Beliau adalah penasihat (paranpara) pertama dan utama dalam Paguyuban Ngesti Tunggal (Pangestu) sampai dengan tahun 1965, saat Pakde Narto masih ada, Pangestu telah menyelenggarakan empat kali Kongres. Kongres I/1954 ditunjuk oleh Pakde Narto, Bapak Martosoedigdo sebagai Ketua Pengurus Pusat Pangestu untuk masa bakti 1954-1959. Kemudian pada Kongres II/1959 ditunjuk oleh Pakde Narto, Bapak Dr. Soemantri Hardjoprakoso sebagai Ketua Pengurus Pusat Pangestu masa bakti 1959-1970.

Kongres terakhir yang dihadiri oleh Pakde Narto sebelum wafat pada 16 Agustus 1965 yaitu Kongres IV pada tahun 1964 yang diikuti oleh wakil dari 96 Pengurus Cabang Pangestu.

1965-1970

Setelah Pakde Narto wafat, Kongres Pangestu dipimpin oleh Ketua Pengurus Pusat Pangestu, yaitu Bapak Prof. Dr. Soemantri Hardjoprakoso.

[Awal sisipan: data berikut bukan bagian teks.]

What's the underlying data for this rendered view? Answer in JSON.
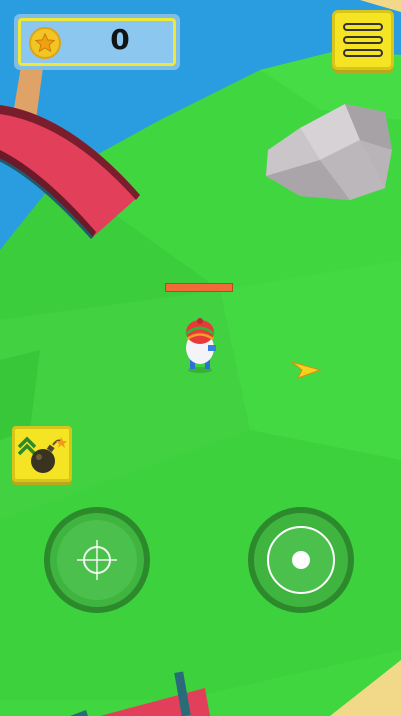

Dalam periode kepengurusan Bapak Soemantri, yang wafat pada 11 Desember 1971 Pangestu menyelenggarakankan dua kali kongres, yaitu tahun 1967 dan tahun 1970. Pada Kongres tahun 1970 adalah Kongres Pangestu VI, Saat itu Cabang Pangestu telah berjumlah 111 cabang.

1970-2005

Dalam Kongres Pangestu VI/1970 terpilih Bapak Dr. Soedjarwo sebagai Ketua Pengurus Pusat Pangestu. Beliau terpilih kembali dalam Kongres VI sampai dengan Kongres XIV untuk menjadi Ketua Pengurus Pusat Pangestu. Bapak Soedjarwo wafat pada tanggal 12 Januari 2004 sebelum Kongres XV, sehingga tahun 2004-2005 sampai dengan Kongres 2015 Bapak Harsadi Darsokoesoemo SH ditunjuk sebagai Pejabat Sementara Ketua Pengurus Pusat Pangestu. Dalam Kongres XV, yang dihadiri wakil-wakil dari 196 Pengurus Cabang Pangestu, terpilih Bapak Dr. Budi Darmadi menjadi Ketua Pengurus Pusat Pangestu.

2005-2020

Pada periode kepengurusan Pangestu 2005 – 2020 telah diselenggarakan tiga kali kongres, yaitu pada tahun 2010, 2015, dan 2020 dan pada kongres-kongres itu terpilih kembali Bapak Budi Darmadi menjadi Ketua Pengurus Pusat Pangestu.

Pada tahun 2020 ketika seluruh dunia dilanda pandemi covid-19 dan sesuai peraturan pemerintah dalam mencegah penularan virus covid-19, maka Kongres Pangestu XVIII/2020 diselenggarakan secara online (dalam jaringan atau daring) diikuti para Pengurus Pusat dan wakil Pengurus Cabang dari 184 Cabang. Dalam pemilihan Ketua Pengurus Pusat Pangestu untuk masa bakti 2020 – 2025 terpilih kembali Bapak Budi Darmadi yang masih dipercaya anggota Pangestu untuk mengesuhi para anggota Pangestu.

 

Bangunan museum didirikan pada tahun 1925, yang sebelumnya merupakan bekas rumah tinggal Bapak Soeratman dan keluarga. Museum Pangestu berokasi di Jl. Rajawali III/3a – Manahan Surakarta, Jawa Tengah dengan luas tanah 1083 m2

Jumlah koleksi museum : 114 buah
Koleksi terdiri dari barang barang yang dihibahkan oleh keluarga perintis pangestu yang telah berjuang menyebarluaskan ajaran Sang Guru Sejati.

Museum Pangestu didirkan dengan tujuan sebagai berikut:

  1. Untuk menyimpan, merawat dan memperpanjang usia koleksi yang bernilai sejarah dari para perintis pangestu sejak berdiri tahun 1949 .
  2. Untuk menambah pengetahuan pengunjung tentang apa dan siapa pangestu dan para perintisnya.
  3. Sebagai tempat mendapatkan informasi mengenai ajaran sang guru sejati yang diterima Bapak R. Soenarto Mertowardojo pada tahun 1932. Ajaran sang guru sejati adalah sarana untuk mengolah hati dan cipta bagi mereka yang ingin bertemu dengan penuntun sejatinya, di pusat hati sanubarinya.